Toewijzing verzoek tot eenhoofdig gezag bij vader in het belang van de minderjarige

In deze zaak heeft het Gerechtshof Amsterdam op 30 augustus 2022 uitspraak gedaan in hoger beroep inzake het verzoek van de moeder om haar eenhoofdig gezag over haar minderjarige kind, [minderjarige 1], te herstellen. De vader had eerder het eenhoofdig gezag gekregen, wat leidde tot een situatie waarin de moeder geen contact meer had met [minderjarige 1]. Het hof heeft vastgesteld dat er al jaren geen contact is geweest tussen de moeder en de minderjarige, wat een belangrijke factor is in de beslissing. De moeder heeft aangevoerd dat de vader de minderjarige indoctrineert en dat zij geen informatie ontvangt over de ontwikkeling van haar kind. De vader daarentegen heeft betoogd dat het goed gaat met [minderjarige 1] en dat hij rust heeft gevonden in de huidige situatie. Het hof heeft de belangen van de minderjarige afgewogen en geconcludeerd dat het in het belang van [minderjarige 1] is dat de vader met het eenhoofdig gezag blijft belast. De moeder is niet-ontvankelijk verklaard in haar verzoek om een informatieregeling, omdat dit verzoek niet eerder in eerste aanleg was ingediend.
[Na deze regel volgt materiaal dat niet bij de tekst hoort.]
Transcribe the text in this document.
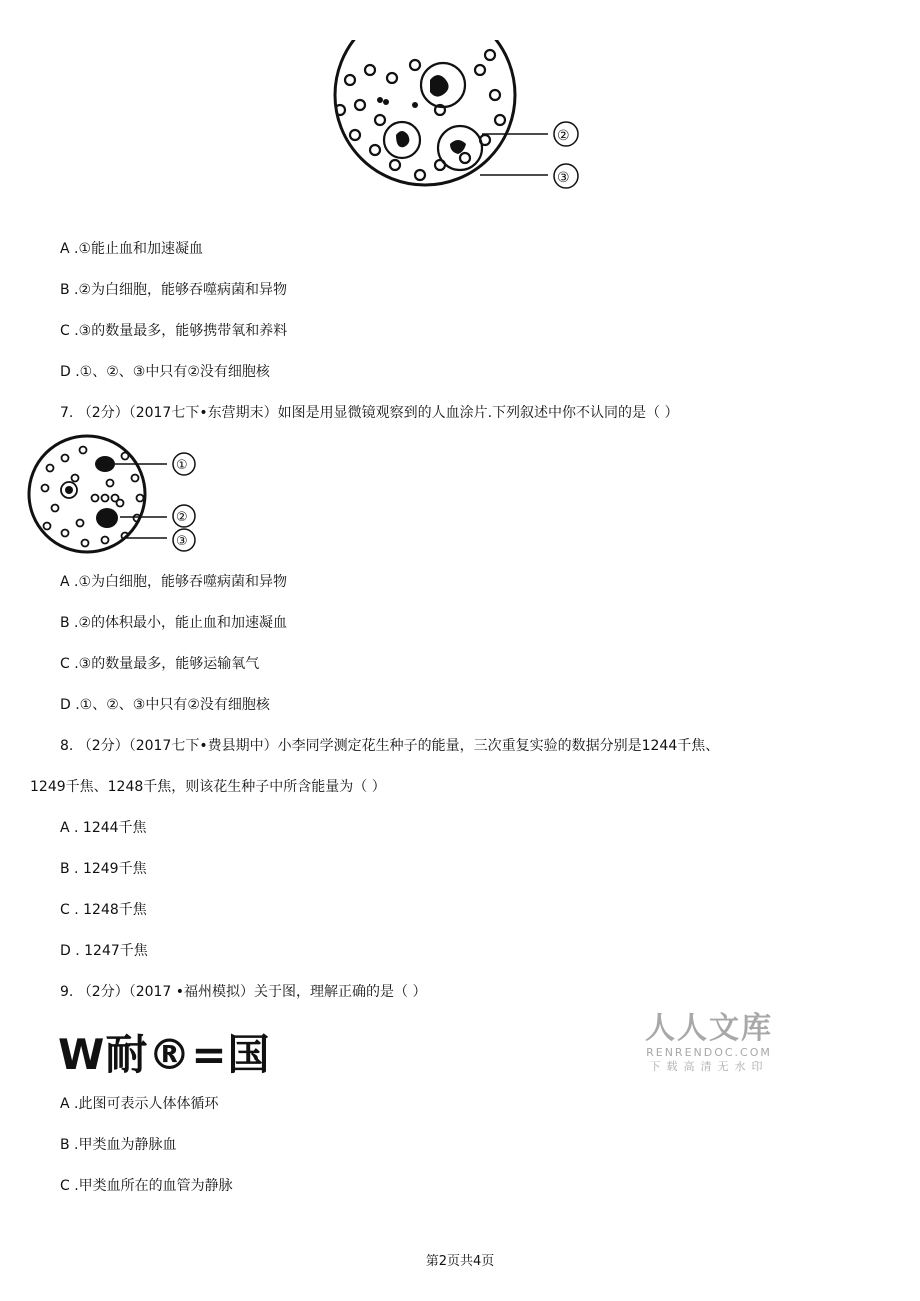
②
③
A .①能止血和加速凝血
B .②为白细胞，能够吞噬病菌和异物
C .③的数量最多，能够携带氧和养料
D .①、②、③中只有②没有细胞核
7. （2分）（2017七下•东营期末）如图是用显微镜观察到的人血涂片.下列叙述中你不认同的是（ ）
①
②
③
A .①为白细胞，能够吞噬病菌和异物
B .②的体积最小，能止血和加速凝血
C .③的数量最多，能够运输氧气
D .①、②、③中只有②没有细胞核
8. （2分）（2017七下•费县期中）小李同学测定花生种子的能量，三次重复实验的数据分别是1244千焦、
1249千焦、1248千焦，则该花生种子中所含能量为（ ）
A . 1244千焦
B . 1249千焦
C . 1248千焦
D . 1247千焦
9. （2分）（2017 •福州模拟）关于图，理解正确的是（ ）
W耐®=国
人人文库
RENRENDOC.COM
下载高清无水印
A .此图可表示人体体循环
B .甲类血为静脉血
C .甲类血所在的血管为静脉
第2页共4页
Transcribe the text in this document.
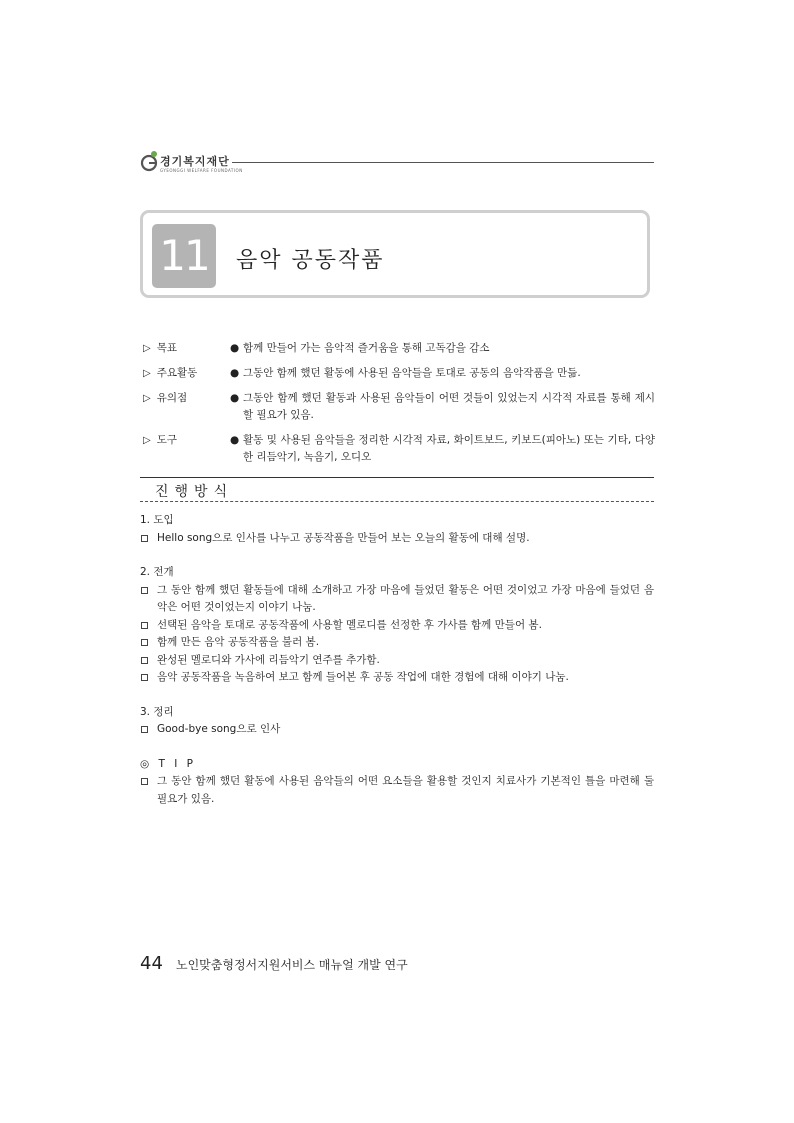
경기복지재단
GYEONGGI WELFARE FOUNDATION
11	음악 공동작품
▷ 목표	● 함께 만들어 가는 음악적 즐거움을 통해 고독감을 감소
▷ 주요활동	● 그동안 함께 했던 활동에 사용된 음악들을 토대로 공동의 음악작품을 만듦.
▷ 유의점	● 그동안 함께 했던 활동과 사용된 음악들이 어떤 것들이 있었는지 시각적 자료를 통해 제시할 필요가 있음.
▷ 도구	● 활동 및 사용된 음악들을 정리한 시각적 자료, 화이트보드, 키보드(피아노) 또는 기타, 다양한 리듬악기, 녹음기, 오디오
진행방식
1. 도입
Hello song으로 인사를 나누고 공동작품을 만들어 보는 오늘의 활동에 대해 설명.
2. 전개
그 동안 함께 했던 활동들에 대해 소개하고 가장 마음에 들었던 활동은 어떤 것이었고 가장 마음에 들었던 음악은 어떤 것이었는지 이야기 나눔.
선택된 음악을 토대로 공동작품에 사용할 멜로디를 선정한 후 가사를 함께 만들어 봄.
함께 만든 음악 공동작품을 불러 봄.
완성된 멜로디와 가사에 리듬악기 연주를 추가함.
음악 공동작품을 녹음하여 보고 함께 들어본 후 공동 작업에 대한 경험에 대해 이야기 나눔.
3. 정리
Good-bye song으로 인사
◎ T I P
그 동안 함께 했던 활동에 사용된 음악들의 어떤 요소들을 활용할 것인지 치료사가 기본적인 틀을 마련해 둘 필요가 있음.
44 노인맞춤형정서지원서비스 매뉴얼 개발 연구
De beslissing van de rechtbank is bekrachtigd, waarbij het hof benadrukt dat de beëindiging van het gezag van de moeder niet betekent dat zij geen recht heeft op informatie over haar kind.

Uitspraak

GERECHTSHOF AMSTERDAM

Afdeling civiel recht en belastingrecht
Team III (familie- en jeugdrecht)
Zaaknummer: 200.307.850/01
Zaaknummer rechtbank: C/15/312101/FA RK 21-191
Beschikking van de meervoudige kamer van 30 augustus 2022 inzake
[de moeder] ,
wonende te [plaats A] , gemeente [gemeente] ,
verzoekster in hoger beroep,
hierna te noemen: de moeder,
advocaat: mr. M. van Espen te Hoorn,
en
[de vader] ,
wonende te [plaats B] ,
verweerder in hoger beroep,
hierna te noemen: de vader,
advocaat: mr. B. Kochheim-Bossink te Aerdenhout.
Als belanghebbende is aangemerkt:
- de minderjarige [minderjarige 1] (hierna te noemen: [minderjarige 1] ).
Als informant is aangemerkt:
- de gecertificeerde instelling de Jeugd & Gezinsbeschermers (hierna te noemen: de GI).
In zijn adviserende rol is in de procedure gekend:
de Raad voor de Kinderbescherming,
gevestigd te Den Haag, locatie Haarlem,
hierna te noemen: de raad.

1.Het verloop van het geding in eerste aanleg

Het hof verwijst voor het verloop van het geding in eerste aanleg naar de beschikking van de rechtbank Noord-Holland, locatie Alkmaar (hierna te noemen: de rechtbank) van 10 december 2021, uitgesproken onder voormeld zaaknummer.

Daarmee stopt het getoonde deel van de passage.